Pakistan’s India obsession behind its double game: US experts

By Arun Kumar, IANS
Wednesday, July 28, 2010

WASHINGTON - Leading US analysts find nothing shocking or surprising about “revelations” of Pakistani spy agency ISI’s links with Taliban given Islamabad’s India obsession, but they differ on what the US should do in Afghanistan.

Most experts call for a “recalibration” of US policy towards Pakistan after the leak of tens of thousands of documents about the war in Afghanistan, but George Friedman, founder of strategic think tank Stratfor, suggests that the leaks “made the most powerful case yet for withdrawal from Afghanistan sooner rather than later” as the US is headed for defeat there.

The head of the private global intelligence agency, as Stratfor calls itself, goes to the extent of saying the US itself has created a situation for Pakistan to play the double game “of overt opposition to the Taliban and covert support for the Taliban” as it does not want to see the emergence of India as the sole regional power if Pakistan collapses.

“This is duplicitous only if you close your eyes to the Pakistani reality, which the Americans never did,” Friedman said. “There was ample evidence, as the WikiLeaks show, of covert ISI ties to the Taliban. The Americans knew they couldn’t break those ties.”

“They settled for what support Pakistan could give them while constantly pressing them harder and harder until genuine fears in Washington emerged that Pakistan could destabilise altogether,” he said.

“Since a stable Pakistan is more important to the United States than a victory in Afghanistan - which it wasn’t going to get anyway - the United States released pressure and increased aid. If Pakistan collapsed, then India would be the sole regional power, not something the United States wants,” Friedman said.

Afghanistan is a secondary issue for the United States, especially since Al Qaeda has established bases in a number of other countries, particularly Pakistan, making the occupation of Afghanistan irrelevant to fighting Al Qaeda, Friedman said.

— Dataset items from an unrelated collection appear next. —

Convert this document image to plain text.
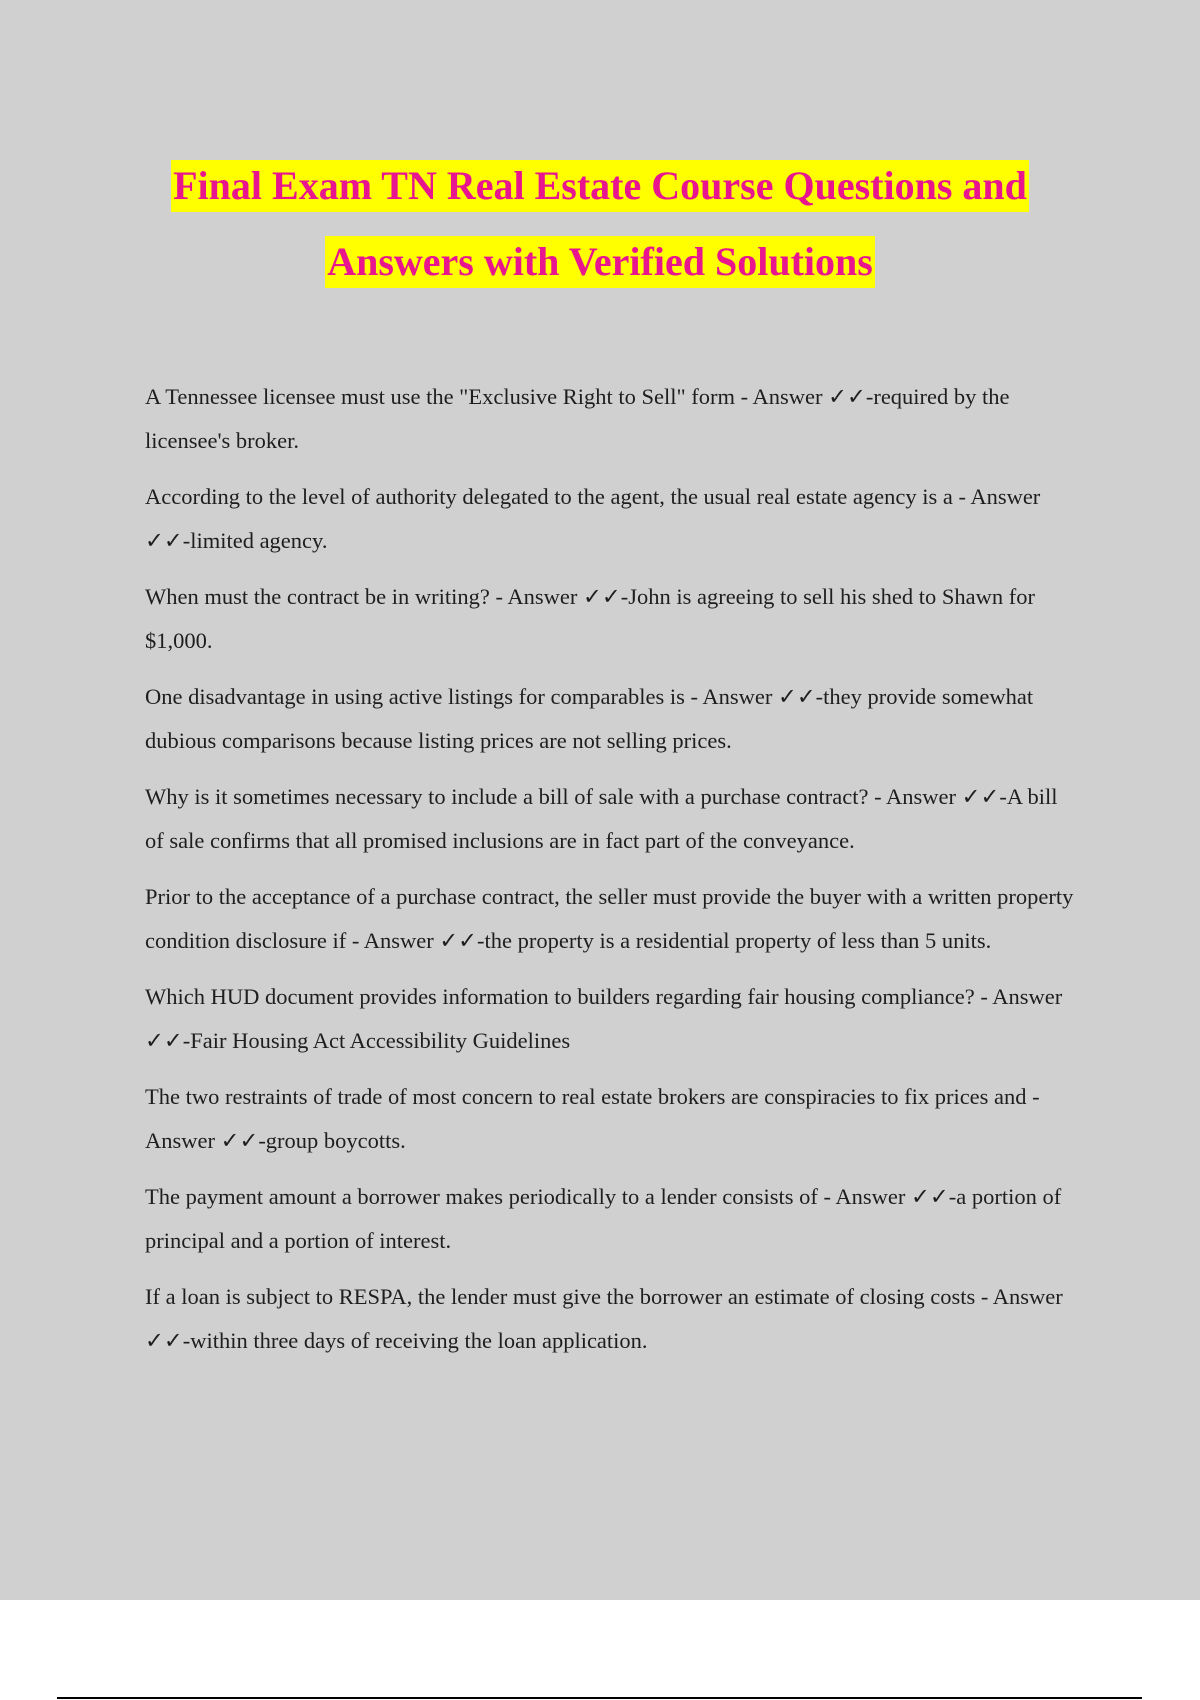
Final Exam TN Real Estate Course Questions and
Answers with Verified Solutions

A Tennessee licensee must use the "Exclusive Right to Sell" form - Answer ✓✓-required by the licensee's broker.

According to the level of authority delegated to the agent, the usual real estate agency is a - Answer ✓✓-limited agency.

When must the contract be in writing? - Answer ✓✓-John is agreeing to sell his shed to Shawn for $1,000.

One disadvantage in using active listings for comparables is - Answer ✓✓-they provide somewhat dubious comparisons because listing prices are not selling prices.

Why is it sometimes necessary to include a bill of sale with a purchase contract? - Answer ✓✓-A bill of sale confirms that all promised inclusions are in fact part of the conveyance.

Prior to the acceptance of a purchase contract, the seller must provide the buyer with a written property condition disclosure if - Answer ✓✓-the property is a residential property of less than 5 units.

Which HUD document provides information to builders regarding fair housing compliance? - Answer ✓✓-Fair Housing Act Accessibility Guidelines

The two restraints of trade of most concern to real estate brokers are conspiracies to fix prices and - Answer ✓✓-group boycotts.

The payment amount a borrower makes periodically to a lender consists of - Answer ✓✓-a portion of principal and a portion of interest.

If a loan is subject to RESPA, the lender must give the borrower an estimate of closing costs - Answer ✓✓-within three days of receiving the loan application.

But “for Pakistan, an Afghanistan under Pakistani influence or at least a benign Afghanistan is a matter of overriding strategic importance,” he said. “It is therefore irrational to expect the Pakistanis to halt collaboration with the force that they expect to be a major part of the government of Afghanistan when the United States leaves.”

“Given that they don’t expect the Taliban to be defeated, and given that they are not interested in chaos in Afghanistan, it follows that they will maintain close relations with and support for the Taliban.”

“Given that the United States is powerful and is Pakistan’s only lever against India, the Pakistanis will not make this their public policy, however,” he said.

“The United States has thus created a situation in which the only rational policy for Pakistan is two-tiered, consisting of overt opposition to the Taliban and covert support for the Taliban.”

Lisa Curtis, a South Asia expert at the Heritage Foundation said “the leaked documents do reveal a level of US frustration with Pakistan’s dual policy of fighting some extremists while harbouring others” but suggested only a recalibration to “convince the Pakistanis to shift their strategy toward the Taliban in more fundamental ways.”

Daniel Markey, Senior Fellow for India, Pakistan, and South Asia at the Council on Foreign Relations, too noted that “on numerous occasions the US government has publicly implicated the ISI in terrorist activities, notably in the attack on the Indian embassy in Kabul perpetrated by the Haqqani network of Afghan Taliban with ISI support.”

“For decades - in many ways, since Pakistan’s very founding - Islamabad has supported militant groups to pressure Afghanistan and India. That practice persists,” Markey said. “The real question is what the United States ought to do about it.”